Leitsatz
Die Vergünstigungsvorschrift des § 5 Abs. 1 GrEStG ist auf eine Anteilsvereinigung (§ 1 Abs. 3 Nr. 1 und Nr. 2 GrEStG) in der Person einer Gesamthand nicht (entsprechend) anwendbar.
Normenkette
§ 1 Abs. 3, § 5 Abs. 1, § 8 Abs. 2 Nr. 2 GrEStG
Sachverhalt
A und B waren je zur Hälfte Gesellschafter einer GmbH, die ihrerseits Alleingesellschafterin mehrerer grundbesitzender Kapitalgesellschaften war. Im September 1996 gründeten A und B die Klägerin als Gesellschaft bürgerlichen Rechts (GbR), in die sie ihre Geschäftsanteile an der GmbH einbrachten.
Das FA hielt im Rahmen eines Feststellungsbescheids nach § 17 GrEStG die Anteilsvereinigung in der Hand der GbR gem. § 1 Abs. 3 Nr. 1 GrEStG für steuerpflichtig. Demgegenüber meinte die Klägerin, der Vorgang sei entsprechend § 5 Abs. 1 GrEStG steuerfrei.
Entscheidung
Der BFH verneinte zunächst zum wiederholten Mal, dass die Besteuerung der Anteilsvereinigung verfassungs- und europarechtswidrig sei. Sie verstoße weder gegen die 6. EG-RL zur USt noch gegen die RL 69/335 EWG zur Gesellschaftsteuer. Bez. letzterer RL berief er sich auf sein Urteil vom 19.12.2007, II R 65/06 (BFH/PR 2008, 219).

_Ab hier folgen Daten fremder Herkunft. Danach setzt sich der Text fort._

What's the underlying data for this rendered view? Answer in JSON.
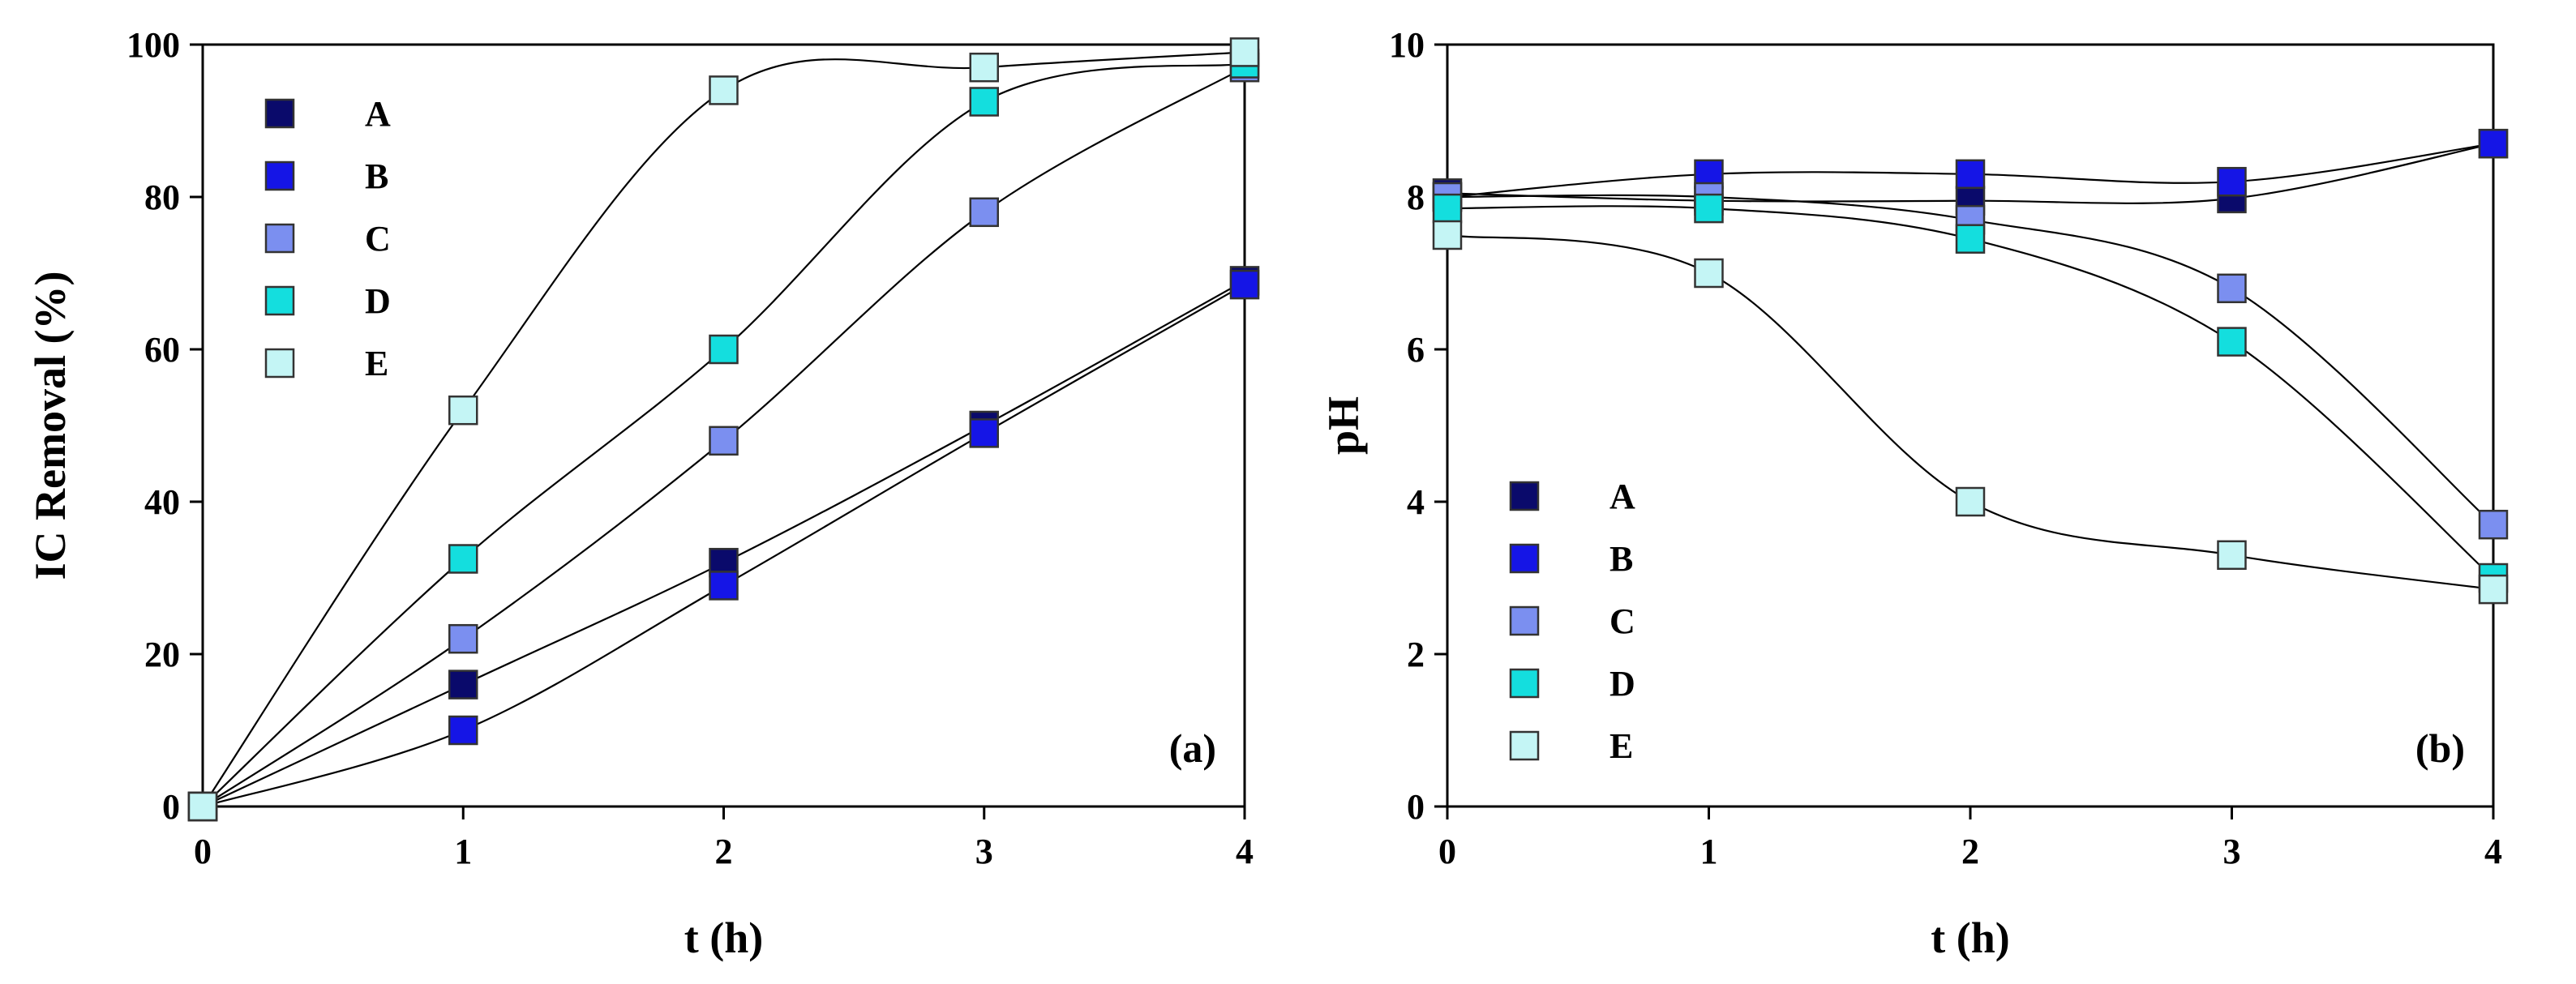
{
  "chart_data": [
    {
      "type": "line",
      "panel_label": "(a)",
      "xlabel": "t (h)",
      "ylabel": "IC Removal (%)",
      "x": [
        0,
        1,
        2,
        3,
        4
      ],
      "xlim": [
        0,
        4
      ],
      "ylim": [
        0,
        100
      ],
      "xticks": [
        "0",
        "1",
        "2",
        "3",
        "4"
      ],
      "yticks": [
        "0",
        "20",
        "40",
        "60",
        "80",
        "100"
      ],
      "grid": false,
      "legend_position": "top-left",
      "series": [
        {
          "name": "A",
          "color": "#0a0a6b",
          "values": [
            0,
            16,
            32,
            50,
            69
          ]
        },
        {
          "name": "B",
          "color": "#1515e6",
          "values": [
            0,
            10,
            29,
            49,
            68.5
          ]
        },
        {
          "name": "C",
          "color": "#7b8ff0",
          "values": [
            0,
            22,
            48,
            78,
            97
          ]
        },
        {
          "name": "D",
          "color": "#14dede",
          "values": [
            0,
            32.5,
            60,
            92.5,
            97.5
          ]
        },
        {
          "name": "E",
          "color": "#c4f5f5",
          "values": [
            0,
            52,
            94,
            97,
            99
          ]
        }
      ]
    },
    {
      "type": "line",
      "panel_label": "(b)",
      "xlabel": "t (h)",
      "ylabel": "pH",
      "x": [
        0,
        1,
        2,
        3,
        4
      ],
      "xlim": [
        0,
        4
      ],
      "ylim": [
        0,
        10
      ],
      "xticks": [
        "0",
        "1",
        "2",
        "3",
        "4"
      ],
      "yticks": [
        "0",
        "2",
        "4",
        "6",
        "8",
        "10"
      ],
      "grid": false,
      "legend_position": "bottom-left",
      "series": [
        {
          "name": "A",
          "color": "#0a0a6b",
          "values": [
            8.05,
            7.95,
            7.95,
            7.98,
            8.7
          ]
        },
        {
          "name": "B",
          "color": "#1515e6",
          "values": [
            8.0,
            8.3,
            8.3,
            8.2,
            8.7
          ]
        },
        {
          "name": "C",
          "color": "#7b8ff0",
          "values": [
            8.0,
            8.0,
            7.7,
            6.8,
            3.7
          ]
        },
        {
          "name": "D",
          "color": "#14dede",
          "values": [
            7.85,
            7.85,
            7.45,
            6.1,
            3.0
          ]
        },
        {
          "name": "E",
          "color": "#c4f5f5",
          "values": [
            7.5,
            7.0,
            4.0,
            3.3,
            2.85
          ]
        }
      ]
    }
  ]
}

Sodann schloss er eine entsprechende Anwendung des § 5 Abs. 1 GrEStG auf eine Anteilsvereinigung aus.
Hinweis
Bei Übertragung aller Anteile an einer Kapitalgesellschaft auf eine Gesamthand ist bei Vorliegen der sonstigen Voraussetzungen eine entsprechende Anwendung des § 5 Abs. 2 GrEStG möglich (so BFH, Urteil vom 16.01.2002, II R 52/00, BFH/NV 2002, 1053). Bei einer Anteilsvereinigung scheidet eine entsprechende Anwendung des § 5 GrEStG jedoch aus. Zwar wird weder mit der Anteilsübertragung noch mit der Anteilsvereinigung der Erwerb der Anteile als solcher besteuert – insoweit besteht zwischen Übertragung und Vereinigung kein Unterschied, bei der Anteilsübertragung liegt aber die durch § 1 Abs. 3 GrEStG erfasste spezifische grunderwerbsteuerrechtliche Zuordnung bereits vor, während sie bei der Anteilsvereinigung erst geschaffen wird. Nur bei der Anteilsübertragung kann ein Wechsel in dieser Zuordnung eintreten, der den in § 5 vorausgesetzten Rechtsträgerwechseln entspricht und daher eine analoge Anwendung der Vorschrift erlaubt.
Anders ausgedrückt hatten die Veräußerer der Anteile an einer Kapitalgesellschaft, die zu einer Anteilsvereinigung in der Hand des Erwerbers beigetragen haben, keine Rechtsposition bzgl. der betroffenen Grundstücke inne, die derjenigen eines von § 5 GrEStG vorausgesetzten Veräußerers vergleichbar wäre. Bei einem Nacheinander mehrerer Anteilsveräußerungen gilt dies auch für den letzten Veräußerer, mit dessen Anteil der Erwerber die tatbestandsauslösenden 95 % (früher 100 %) der Anteile erreicht.